Just as important, they keep watching variance at both the property and portfolio level so small misses don't snowball into material NOI erosion.
When utility volatility becomes part of the standard financial process, teams are in a stronger spot to protect margins and make smarter capital calls across the full asset lifecycle. That's getting more important as demand growth, weather extremes, regional grid constraints, and global fuel market uncertainty make utility costs harder to forecast than they were even three or four years ago.
FAQs
How do I tell price risk from usage risk?
Price risk comes from market-driven swings in utility rates. So it’s worth tracking rate changes over time and building room in your budget for volatility.
Usage risk comes from changes in consumption. To keep an eye on it, watch metrics like energy use per square foot or per transaction. That helps you spot shifts in efficiency or demand that aren’t tied to price changes alone.
Which utility data should I collect before underwriting?
Collect utility data from:
- landlord-controlled spaces
- whole-building systems through automated access or the utility company
- tenant spaces through data-sharing agreements or direct access
This gives you a more complete and accurate view of energy performance.
What are the fastest, low-cost ways to cut utility volatility?
The fastest, low-cost ways to cut utility volatility usually come down to planning and day-to-day operations, not big capital projects.

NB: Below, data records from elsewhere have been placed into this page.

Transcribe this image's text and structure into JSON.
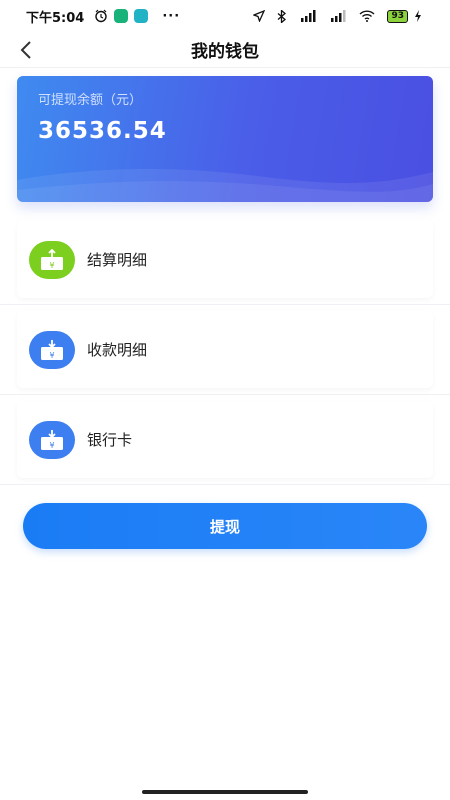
{
  "status_bar": {
    "time": "下午5:04",
    "battery": "93",
    "icons": [
      "alarm-icon",
      "app-badge-green-icon",
      "app-badge-teal-icon",
      "more-dots-icon",
      "location-icon",
      "bluetooth-icon",
      "signal-hd-icon",
      "signal-hd-icon",
      "wifi-icon",
      "battery-icon",
      "charging-icon"
    ]
  },
  "nav": {
    "title": "我的钱包",
    "back_icon": "chevron-left-icon"
  },
  "balance": {
    "label": "可提现余额（元）",
    "value": "36536.54"
  },
  "menu": [
    {
      "label": "结算明细",
      "icon": "settlement-icon",
      "icon_color": "#7ccf1f"
    },
    {
      "label": "收款明细",
      "icon": "receipt-icon",
      "icon_color": "#3d7ff0"
    },
    {
      "label": "银行卡",
      "icon": "bank-card-icon",
      "icon_color": "#3d7ff0"
    }
  ],
  "withdraw_button": {
    "label": "提现"
  },
  "colors": {
    "primary": "#1a7cf5",
    "card_start": "#3f8bf0",
    "card_end": "#4a4fe2",
    "green": "#7ccf1f"
  }
}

Two moves matter right away. First, use blended rate forecasting with a 10–15% buffer above the 12-month trailing average. That gives you a more realistic cushion instead of betting on flat pricing. Second, apply weather normalization so you can tell the difference between swings caused by weather and actual changes in efficiency. Without that step, it’s easy to misread the numbers.
A few other steps can help too:
- Multi-site aggregation planning can improve procurement leverage across locations.
- Procurement timing awareness matters, especially when it makes sense to lock in rates as natural gas futures trend lower, often in late summer.
These are not flashy changes. But they can take a lot of the guesswork out of utility costs and make budgeting less of a roller coaster.